In the court’s 4-1 decision April 2 in Theron W. Hunter v. State of Indiana, No. 69S01-0708-CR-332, the justices reversed Ripley Circuit Judge Carl Taul’s 2006 ruling to revoke Hunter’s probation. The case is remanded with instruction to reinstate the probation.

Hunter was convicted in 2000 of felony child molesting and sentenced to eight years, with four years suspended. He was released in July 2006 and placed on probation, but three months later the county probation department sought to revoke that probation. The trial court determined he’d violated his probation by living on his father’s property 15 feet from his half-sister’s mobile home where three children ages 14 to 18 lived, and that he had been in that mobile home remodeling the bathroom at times when the children came home from school. Hunter testified that he’d pack up and leave as quickly as possible about the time school left out, but sometimes he wasn’t able to leave before they got home.

At issue was a probation condition that he “must never be alone with or have contact with any person under the age 18 … Contact includes face-to-face, telephonic, written, electronic, or any indirect contact via third parties.” Any “incidental contact” also had to be reported within 24 hours to his probation officer.

While Hunter contended that “contact” meant some type of “interaction,” the state construed the word more broadly and argued it meant merely being in the presence of anyone under 18 and that was sufficient to prove a probation violation. The Court of Appeals agreed in a memorandum ruling in June.

But a majority of the state justices disagreed, indicating the wording of the probation condition was “ambiguous” and isn’t enough to have revoked Hunter’s probation.

In writing for the majority, Justice Brent Dickson noted that Hunter had cited a decade-old appellate ruling of Wright v. State, 688 N.E.2d 224, 266 (Ind. Ct. App. 1997) that quoted Webster’s Dictionary in noting “contact” means “establishing of communication with someone” or “to get into communication with,” as well as “communication occurs when a person makes something known or transmits information to another.” Justice Dickson also observed that the word “is not commonly understood to occur by mere presence alone.”

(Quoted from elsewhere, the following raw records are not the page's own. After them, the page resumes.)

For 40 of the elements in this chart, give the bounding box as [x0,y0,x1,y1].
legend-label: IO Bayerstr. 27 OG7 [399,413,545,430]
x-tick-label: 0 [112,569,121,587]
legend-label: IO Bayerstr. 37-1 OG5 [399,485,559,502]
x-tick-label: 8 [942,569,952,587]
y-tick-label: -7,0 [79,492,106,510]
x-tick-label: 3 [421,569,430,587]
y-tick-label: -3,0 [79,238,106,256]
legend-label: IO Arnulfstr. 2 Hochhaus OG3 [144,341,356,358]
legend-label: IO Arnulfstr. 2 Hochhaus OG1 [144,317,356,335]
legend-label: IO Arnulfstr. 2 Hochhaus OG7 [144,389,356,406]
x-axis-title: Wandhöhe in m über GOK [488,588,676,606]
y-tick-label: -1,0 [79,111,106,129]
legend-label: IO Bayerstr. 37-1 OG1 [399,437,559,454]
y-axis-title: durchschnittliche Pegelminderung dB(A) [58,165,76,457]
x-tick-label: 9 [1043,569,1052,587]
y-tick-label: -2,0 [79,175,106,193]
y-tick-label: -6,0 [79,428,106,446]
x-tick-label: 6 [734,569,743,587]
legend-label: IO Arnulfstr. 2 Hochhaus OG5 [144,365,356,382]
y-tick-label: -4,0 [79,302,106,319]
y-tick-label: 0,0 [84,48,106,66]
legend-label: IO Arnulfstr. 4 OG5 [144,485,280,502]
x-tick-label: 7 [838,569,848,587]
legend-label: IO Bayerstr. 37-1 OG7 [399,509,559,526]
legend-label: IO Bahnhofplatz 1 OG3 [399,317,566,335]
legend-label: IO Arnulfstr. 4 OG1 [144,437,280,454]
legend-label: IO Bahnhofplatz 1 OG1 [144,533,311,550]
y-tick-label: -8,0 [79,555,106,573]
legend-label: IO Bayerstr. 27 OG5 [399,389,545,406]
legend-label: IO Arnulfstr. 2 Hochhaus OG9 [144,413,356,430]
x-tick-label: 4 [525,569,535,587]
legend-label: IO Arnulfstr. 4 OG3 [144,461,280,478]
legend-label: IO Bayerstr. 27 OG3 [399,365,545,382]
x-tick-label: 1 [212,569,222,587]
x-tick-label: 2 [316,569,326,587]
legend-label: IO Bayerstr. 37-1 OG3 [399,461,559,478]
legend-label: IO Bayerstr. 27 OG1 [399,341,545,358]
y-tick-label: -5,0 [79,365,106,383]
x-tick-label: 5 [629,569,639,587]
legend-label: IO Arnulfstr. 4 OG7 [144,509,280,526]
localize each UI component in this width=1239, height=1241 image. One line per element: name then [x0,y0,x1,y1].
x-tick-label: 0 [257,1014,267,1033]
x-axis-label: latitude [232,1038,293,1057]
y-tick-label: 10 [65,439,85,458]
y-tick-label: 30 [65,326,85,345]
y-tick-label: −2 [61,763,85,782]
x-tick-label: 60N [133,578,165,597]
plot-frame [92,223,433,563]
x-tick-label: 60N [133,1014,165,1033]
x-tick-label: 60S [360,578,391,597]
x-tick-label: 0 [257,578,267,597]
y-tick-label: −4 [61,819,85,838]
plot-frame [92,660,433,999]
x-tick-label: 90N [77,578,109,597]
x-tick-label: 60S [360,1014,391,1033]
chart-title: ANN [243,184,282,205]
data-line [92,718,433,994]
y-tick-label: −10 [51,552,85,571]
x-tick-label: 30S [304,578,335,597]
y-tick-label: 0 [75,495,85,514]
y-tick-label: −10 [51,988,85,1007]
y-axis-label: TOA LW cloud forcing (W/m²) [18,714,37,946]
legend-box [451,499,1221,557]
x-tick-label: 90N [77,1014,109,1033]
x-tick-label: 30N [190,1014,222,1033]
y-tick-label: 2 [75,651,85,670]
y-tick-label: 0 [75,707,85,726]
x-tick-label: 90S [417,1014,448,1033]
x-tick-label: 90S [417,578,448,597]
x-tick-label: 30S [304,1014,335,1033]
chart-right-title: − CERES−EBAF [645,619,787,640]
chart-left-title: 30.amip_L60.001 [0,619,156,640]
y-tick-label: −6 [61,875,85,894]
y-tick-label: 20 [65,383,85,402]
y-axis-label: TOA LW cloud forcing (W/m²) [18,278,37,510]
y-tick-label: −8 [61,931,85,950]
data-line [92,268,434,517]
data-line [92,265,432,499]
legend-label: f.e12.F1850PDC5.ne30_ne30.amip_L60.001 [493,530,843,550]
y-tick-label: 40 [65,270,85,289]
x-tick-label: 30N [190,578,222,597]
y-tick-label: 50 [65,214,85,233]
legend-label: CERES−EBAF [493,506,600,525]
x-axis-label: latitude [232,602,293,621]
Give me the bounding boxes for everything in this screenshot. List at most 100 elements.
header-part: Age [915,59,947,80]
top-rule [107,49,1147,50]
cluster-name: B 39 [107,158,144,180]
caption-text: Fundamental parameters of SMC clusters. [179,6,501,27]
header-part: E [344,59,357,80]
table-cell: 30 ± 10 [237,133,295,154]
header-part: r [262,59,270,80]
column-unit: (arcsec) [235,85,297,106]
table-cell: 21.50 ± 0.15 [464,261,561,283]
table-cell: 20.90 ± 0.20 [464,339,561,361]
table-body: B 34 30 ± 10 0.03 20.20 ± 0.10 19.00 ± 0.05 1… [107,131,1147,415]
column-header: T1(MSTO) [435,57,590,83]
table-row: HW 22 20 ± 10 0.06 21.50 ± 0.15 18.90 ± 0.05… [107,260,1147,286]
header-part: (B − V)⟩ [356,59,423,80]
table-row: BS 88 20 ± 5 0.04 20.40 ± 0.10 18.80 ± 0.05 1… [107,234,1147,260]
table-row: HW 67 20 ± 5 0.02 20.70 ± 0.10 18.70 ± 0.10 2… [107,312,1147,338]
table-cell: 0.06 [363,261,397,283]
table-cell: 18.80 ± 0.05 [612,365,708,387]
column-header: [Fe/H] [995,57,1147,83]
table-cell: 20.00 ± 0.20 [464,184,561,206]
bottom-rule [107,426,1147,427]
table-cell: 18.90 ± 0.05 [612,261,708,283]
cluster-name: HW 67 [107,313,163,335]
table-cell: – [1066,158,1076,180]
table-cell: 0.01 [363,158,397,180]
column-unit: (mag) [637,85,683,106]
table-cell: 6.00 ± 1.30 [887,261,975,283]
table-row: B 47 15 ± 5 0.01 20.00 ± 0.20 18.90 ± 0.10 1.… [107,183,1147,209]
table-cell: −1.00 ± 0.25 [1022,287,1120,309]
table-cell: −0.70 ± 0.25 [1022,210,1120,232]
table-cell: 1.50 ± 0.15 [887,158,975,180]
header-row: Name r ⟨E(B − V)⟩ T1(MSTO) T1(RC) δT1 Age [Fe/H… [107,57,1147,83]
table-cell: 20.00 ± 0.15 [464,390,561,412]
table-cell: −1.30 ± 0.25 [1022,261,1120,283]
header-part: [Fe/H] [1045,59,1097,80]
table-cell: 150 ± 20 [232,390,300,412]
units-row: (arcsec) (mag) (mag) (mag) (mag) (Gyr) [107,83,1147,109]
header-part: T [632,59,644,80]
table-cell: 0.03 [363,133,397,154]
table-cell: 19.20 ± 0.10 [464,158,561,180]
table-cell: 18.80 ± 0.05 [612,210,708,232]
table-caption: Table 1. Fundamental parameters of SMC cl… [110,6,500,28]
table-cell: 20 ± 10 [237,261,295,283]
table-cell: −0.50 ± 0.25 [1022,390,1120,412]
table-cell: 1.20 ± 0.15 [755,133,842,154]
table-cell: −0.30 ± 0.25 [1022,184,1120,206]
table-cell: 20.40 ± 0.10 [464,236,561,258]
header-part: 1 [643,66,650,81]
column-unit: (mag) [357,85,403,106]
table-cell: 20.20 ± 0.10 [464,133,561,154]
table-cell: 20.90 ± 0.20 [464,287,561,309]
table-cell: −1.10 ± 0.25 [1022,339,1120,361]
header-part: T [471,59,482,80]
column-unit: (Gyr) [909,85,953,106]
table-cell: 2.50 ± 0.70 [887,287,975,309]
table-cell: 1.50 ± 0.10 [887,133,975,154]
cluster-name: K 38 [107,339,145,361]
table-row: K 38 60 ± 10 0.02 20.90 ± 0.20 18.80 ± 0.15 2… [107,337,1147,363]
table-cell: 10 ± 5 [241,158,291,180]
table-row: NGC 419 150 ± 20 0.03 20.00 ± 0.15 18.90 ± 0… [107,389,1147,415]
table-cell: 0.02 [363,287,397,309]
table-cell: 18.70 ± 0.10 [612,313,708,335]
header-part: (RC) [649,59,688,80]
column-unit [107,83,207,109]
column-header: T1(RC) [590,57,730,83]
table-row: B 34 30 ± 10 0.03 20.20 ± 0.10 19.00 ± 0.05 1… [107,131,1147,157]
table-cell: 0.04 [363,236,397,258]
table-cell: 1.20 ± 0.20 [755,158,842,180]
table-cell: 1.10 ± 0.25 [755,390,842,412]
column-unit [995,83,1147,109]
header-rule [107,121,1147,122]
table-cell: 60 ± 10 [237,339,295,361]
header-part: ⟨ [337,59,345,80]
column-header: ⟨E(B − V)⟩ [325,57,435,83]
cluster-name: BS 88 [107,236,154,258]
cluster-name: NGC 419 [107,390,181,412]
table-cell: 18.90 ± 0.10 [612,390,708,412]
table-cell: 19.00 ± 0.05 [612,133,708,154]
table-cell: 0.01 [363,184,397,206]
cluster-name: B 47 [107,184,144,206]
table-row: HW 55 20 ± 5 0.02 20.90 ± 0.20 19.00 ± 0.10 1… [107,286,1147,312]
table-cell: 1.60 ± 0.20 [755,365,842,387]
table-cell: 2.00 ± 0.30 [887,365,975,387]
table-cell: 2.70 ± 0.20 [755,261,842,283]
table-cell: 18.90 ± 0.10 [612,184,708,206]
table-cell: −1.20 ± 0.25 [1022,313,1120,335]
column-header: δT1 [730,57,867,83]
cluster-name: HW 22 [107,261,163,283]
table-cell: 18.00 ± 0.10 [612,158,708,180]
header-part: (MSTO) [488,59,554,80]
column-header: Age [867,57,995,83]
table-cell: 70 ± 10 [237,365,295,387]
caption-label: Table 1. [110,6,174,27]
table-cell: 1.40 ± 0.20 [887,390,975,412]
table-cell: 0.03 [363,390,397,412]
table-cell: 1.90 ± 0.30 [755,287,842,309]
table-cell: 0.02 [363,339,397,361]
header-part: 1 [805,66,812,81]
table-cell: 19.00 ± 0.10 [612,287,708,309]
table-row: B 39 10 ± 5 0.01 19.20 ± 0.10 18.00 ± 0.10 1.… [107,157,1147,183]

“If the trial court intended a condition of probation to prohibit the defendant from the behavior shown by the evidence in this case, effective deterrence and fair advance notice necessitate that the choice of language must clearly describe the prohibited contact,” Justice Dickson wrote. “The probation condition in this case lacked sufficient clarity to provide the defendant with fair notice that the conduct at issue would constitute a violation of probation.”

He also wrote that the occasional “incidental contact” with his sister’s children didn’t constitute a violation because the vagary of the word in this case.

Justice Frank Sullivan disagreed with his colleagues, writing in a dissent that the probation conditions clearly defined what the word “contact” meant, that it didn’t require “interaction,” and the term “face-to-face” was not vague.

“There is no dispute but that Hunter was present on multiple occasions in the mobile home when the children came home from school,” he wrote. “This was sufficient evidence for the trial court to conclude that Hunter had face-to-face contact with children under the age of 18. He did not report the contact to his probation officer within 24 hours of the contact. This was sufficient to support the revocation of his probation.”